United States Tax Court
Jan 23, 2023
No. 20629-21L (U.S.T.C. Jan. 23, 2023)

Opinion

20629-21L

01-23-2023

STEVEN ROY VAN HOOK, Petitioner v. COMMISSIONER OF INTERNAL REVENUE, Respondent


ORDER AND DECISION

Alina I. Marshall, Judge.

On May 6, 2021, respondent issued a Notice of Determination Concerning Collection Actions under IRC Sections 6320 or 6330 of the Internal Revenue Code (notice of determination) with respect to petitioner's income tax liabilities for tax years 2014-2017 (tax years at issue). On June 7, 2021, petitioner filed the petition commencing this collection due process (CDP) case. He resided in California when the petition was filed.

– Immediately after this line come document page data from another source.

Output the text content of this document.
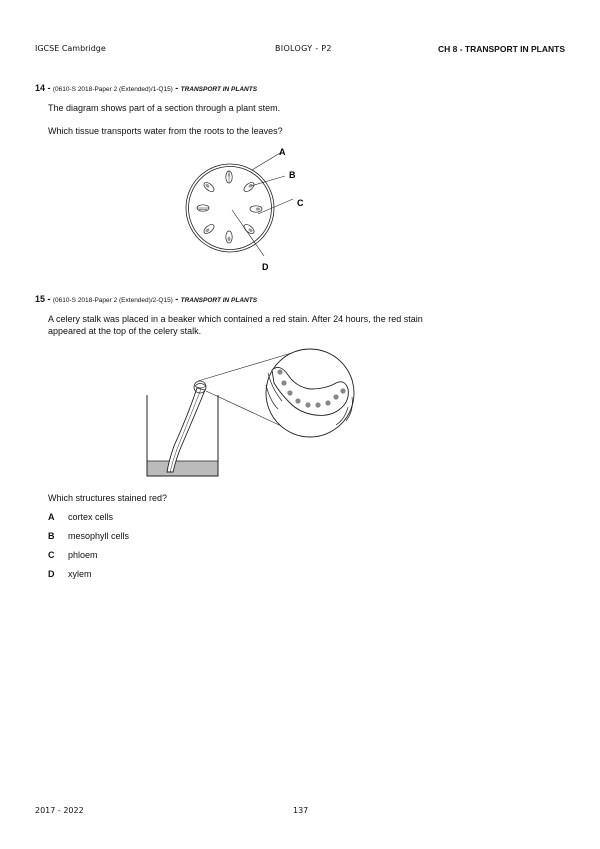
IGCSE Cambridge	BIOLOGY - P2	CH 8 - TRANSPORT IN PLANTS
14 - (0610-S 2018-Paper 2 (Extended)/1-Q15) - TRANSPORT IN PLANTS
The diagram shows part of a section through a plant stem.
Which tissue transports water from the roots to the leaves?
A
B
C
D
15 - (0610-S 2018-Paper 2 (Extended)/2-Q15) - TRANSPORT IN PLANTS
A celery stalk was placed in a beaker which contained a red stain. After 24 hours, the red stain
appeared at the top of the celery stalk.
Which structures stained red?
A cortex cells
B mesophyll cells
C phloem
D xylem
2017 - 2022	137
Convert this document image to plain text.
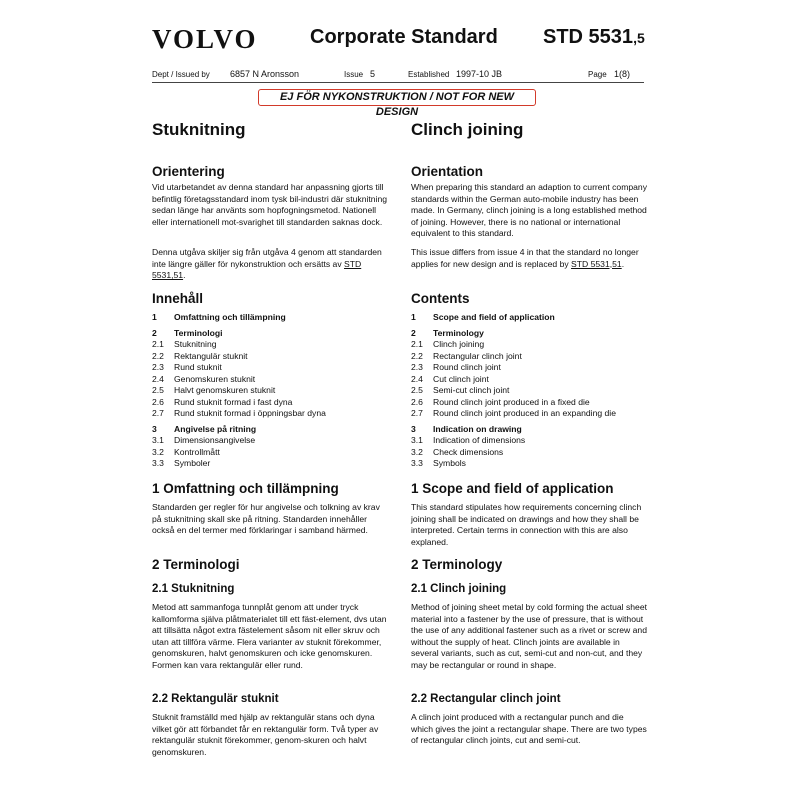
VOLVO	Corporate Standard STD 5531,5
Dept / Issued by 6857 N Aronsson	Issue 5	Established 1997-10 JB	Page 1(8)
EJ FÖR NYKONSTRUKTION / NOT FOR NEW DESIGN
Stuknitning
Orientering
Vid utarbetandet av denna standard har anpassning gjorts till befintlig företagsstandard inom tysk bil-industri där stuknitning sedan länge har använts som hopfogningsmetod. Nationell eller internationell mot-svarighet till standarden saknas dock.
Denna utgåva skiljer sig från utgåva 4 genom att standarden inte längre gäller för nykonstruktion och ersätts av STD 5531,51.
Innehåll
1	Omfattning och tillämpning
2	Terminologi
2.1	Stuknitning
2.2	Rektangulär stuknit
2.3	Rund stuknit
2.4	Genomskuren stuknit
2.5	Halvt genomskuren stuknit
2.6	Rund stuknit formad i fast dyna
2.7	Rund stuknit formad i öppningsbar dyna
3	Angivelse på ritning
3.1	Dimensionsangivelse
3.2	Kontrollmått
3.3	Symboler
1 Omfattning och tillämpning
Standarden ger regler för hur angivelse och tolkning av krav på stuknitning skall ske på ritning. Standarden innehåller också en del termer med förklaringar i samband härmed.
2 Terminologi
2.1 Stuknitning
Metod att sammanfoga tunnplåt genom att under tryck kallomforma själva plåtmaterialet till ett fäst-element, dvs utan att tillsätta något extra fästelement såsom nit eller skruv och utan att tillföra värme. Flera varianter av stuknit förekommer, genomskuren, halvt genomskuren och icke genomskuren. Formen kan vara rektangulär eller rund.
2.2 Rektangulär stuknit
Stuknit framställd med hjälp av rektangulär stans och dyna vilket gör att förbandet får en rektangulär form. Två typer av rektangulär stuknit förekommer, genom-skuren och halvt genomskuren.
Clinch joining
Orientation
When preparing this standard an adaption to current company standards within the German auto-mobile industry has been made. In Germany, clinch joining is a long established method of joining. However, there is no national or international equivalent to this standard.
This issue differs from issue 4 in that the standard no longer applies for new design and is replaced by STD 5531,51.
Contents
1	Scope and field of application
2	Terminology
2.1	Clinch joining
2.2	Rectangular clinch joint
2.3	Round clinch joint
2.4	Cut clinch joint
2.5	Semi-cut clinch joint
2.6	Round clinch joint produced in a fixed die
2.7	Round clinch joint produced in an expanding die
3	Indication on drawing
3.1	Indication of dimensions
3.2	Check dimensions
3.3	Symbols
1 Scope and field of application
This standard stipulates how requirements concerning clinch joining shall be indicated on drawings and how they shall be interpreted. Certain terms in connection with this are also explaned.
2 Terminology
2.1 Clinch joining
Method of joining sheet metal by cold forming the actual sheet material into a fastener by the use of pressure, that is without the use of any additional fastener such as a rivet or screw and without the supply of heat. Clinch joints are available in several variants, such as cut, semi-cut and non-cut, and they may be rectangular or round in shape.
2.2 Rectangular clinch joint
A clinch joint produced with a rectangular punch and die which gives the joint a rectangular shape. There are two types of rectangular clinch joints, cut and semi-cut.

Unless otherwise indicated, all statutory references are to the Internal Revenue Code, Title 26 U.S.C., in effect at all relevant times, and all Rule references are to the Tax Court Rules of Practice and Procedure.

This case was calendared for a standalone remote trial at the session of the Court scheduled to commence on October 31, 2022.

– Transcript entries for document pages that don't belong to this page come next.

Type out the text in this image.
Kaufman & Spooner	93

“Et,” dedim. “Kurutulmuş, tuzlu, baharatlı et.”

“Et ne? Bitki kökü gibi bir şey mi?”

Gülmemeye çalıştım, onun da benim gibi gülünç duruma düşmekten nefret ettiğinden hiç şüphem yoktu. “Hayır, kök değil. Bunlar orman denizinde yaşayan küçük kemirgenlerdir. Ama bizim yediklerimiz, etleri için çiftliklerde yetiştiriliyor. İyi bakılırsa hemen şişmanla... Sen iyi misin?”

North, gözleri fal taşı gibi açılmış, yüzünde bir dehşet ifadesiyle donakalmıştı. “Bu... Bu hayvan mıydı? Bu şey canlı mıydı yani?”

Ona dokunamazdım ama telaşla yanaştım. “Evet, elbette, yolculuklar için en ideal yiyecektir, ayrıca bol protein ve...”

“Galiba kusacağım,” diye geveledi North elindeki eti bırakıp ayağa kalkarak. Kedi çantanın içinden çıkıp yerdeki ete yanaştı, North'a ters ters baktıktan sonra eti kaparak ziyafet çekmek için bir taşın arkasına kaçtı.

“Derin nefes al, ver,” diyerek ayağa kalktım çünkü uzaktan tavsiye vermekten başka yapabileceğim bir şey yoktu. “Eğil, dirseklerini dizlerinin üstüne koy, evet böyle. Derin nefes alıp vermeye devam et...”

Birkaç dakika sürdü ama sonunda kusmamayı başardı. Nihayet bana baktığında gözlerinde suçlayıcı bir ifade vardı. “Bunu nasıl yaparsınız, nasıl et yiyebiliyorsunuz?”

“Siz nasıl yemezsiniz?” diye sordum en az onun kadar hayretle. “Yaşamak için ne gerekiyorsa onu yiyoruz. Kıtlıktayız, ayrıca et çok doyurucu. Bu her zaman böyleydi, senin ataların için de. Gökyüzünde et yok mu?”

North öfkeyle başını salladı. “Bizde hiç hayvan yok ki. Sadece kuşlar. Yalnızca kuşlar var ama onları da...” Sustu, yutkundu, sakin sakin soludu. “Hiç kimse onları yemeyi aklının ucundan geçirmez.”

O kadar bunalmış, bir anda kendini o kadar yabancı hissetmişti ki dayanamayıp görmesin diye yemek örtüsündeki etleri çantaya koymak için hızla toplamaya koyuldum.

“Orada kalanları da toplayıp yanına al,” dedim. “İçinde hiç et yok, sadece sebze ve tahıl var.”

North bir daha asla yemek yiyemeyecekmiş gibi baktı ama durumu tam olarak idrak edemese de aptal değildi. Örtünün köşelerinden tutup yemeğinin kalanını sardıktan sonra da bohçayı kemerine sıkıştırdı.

On September 1, 2022, respondent filed a motion for summary judgment (respondent's motion) and a declaration of Nathan C. Johnston in support of motion for summary judgment. On October 16, 2022, petitioner filed a response to respondent's motion (petitioner's response).

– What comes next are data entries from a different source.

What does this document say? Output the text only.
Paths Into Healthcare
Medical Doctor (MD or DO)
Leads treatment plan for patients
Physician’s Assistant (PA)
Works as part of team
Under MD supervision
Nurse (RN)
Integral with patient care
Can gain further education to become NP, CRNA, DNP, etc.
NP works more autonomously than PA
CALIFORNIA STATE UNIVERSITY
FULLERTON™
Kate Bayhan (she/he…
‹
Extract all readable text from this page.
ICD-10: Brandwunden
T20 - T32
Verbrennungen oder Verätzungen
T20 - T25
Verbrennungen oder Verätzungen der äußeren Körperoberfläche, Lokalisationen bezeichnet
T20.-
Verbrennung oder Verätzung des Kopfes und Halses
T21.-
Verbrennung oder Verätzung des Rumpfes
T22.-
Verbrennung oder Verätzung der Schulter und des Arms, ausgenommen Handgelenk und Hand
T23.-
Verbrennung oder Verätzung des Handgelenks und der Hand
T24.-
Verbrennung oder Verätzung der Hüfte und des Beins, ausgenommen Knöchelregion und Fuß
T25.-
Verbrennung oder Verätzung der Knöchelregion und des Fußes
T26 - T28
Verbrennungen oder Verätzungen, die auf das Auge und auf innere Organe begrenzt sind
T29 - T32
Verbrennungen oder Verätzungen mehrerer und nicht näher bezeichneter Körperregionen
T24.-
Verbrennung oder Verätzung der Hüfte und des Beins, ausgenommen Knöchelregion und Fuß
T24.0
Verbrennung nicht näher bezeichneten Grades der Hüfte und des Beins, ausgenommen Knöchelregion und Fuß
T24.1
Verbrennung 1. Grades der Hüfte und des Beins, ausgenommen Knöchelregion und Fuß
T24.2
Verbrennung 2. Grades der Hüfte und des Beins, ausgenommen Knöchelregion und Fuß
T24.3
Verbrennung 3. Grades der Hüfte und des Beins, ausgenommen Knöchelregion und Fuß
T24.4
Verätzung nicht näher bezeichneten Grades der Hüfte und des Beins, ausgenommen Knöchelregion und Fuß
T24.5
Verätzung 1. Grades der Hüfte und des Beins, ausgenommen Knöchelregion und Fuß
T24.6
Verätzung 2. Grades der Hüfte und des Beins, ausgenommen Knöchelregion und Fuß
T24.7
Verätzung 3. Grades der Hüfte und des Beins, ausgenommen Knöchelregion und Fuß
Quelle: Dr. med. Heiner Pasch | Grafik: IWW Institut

On October 17, 2022, the parties filed a first stipulation of facts.

On October 19, 2022, the Court issued an order striking and continuing this case from the Court's standalone remote trial session commencing October 31, 2022, and the undersigned retained jurisdiction.

Background

The following undisputed information is derived from the parties' filings in this case.

For each of the tax years at issue, petitioner timely filed a Form 1040, Individual Income Tax Return. The parties have stipulated that petitioner reported his tax liabilities correctly on those returns. They have also stipulated that he did not pay the balances due.

On September 25, 2019, respondent sent petitioner a Notice of Intent to Levy and Notice of Your Right to a Hearing advising petitioner of respondent's intent to levy for the tax years at issue and of petitioner's right to request a CDP hearing. On or about October 8, 2019, petitioner sent a Form 12153, Request for a Collection Due Process or Equivalent Hearing, to respondent. In that form, petitioner requested a CDP hearing regarding the proposed levy and requested a "collection alterative." As the stated reason for his dispute, petitioner wrote that "I am working to address a tax inequity for adjunct professors."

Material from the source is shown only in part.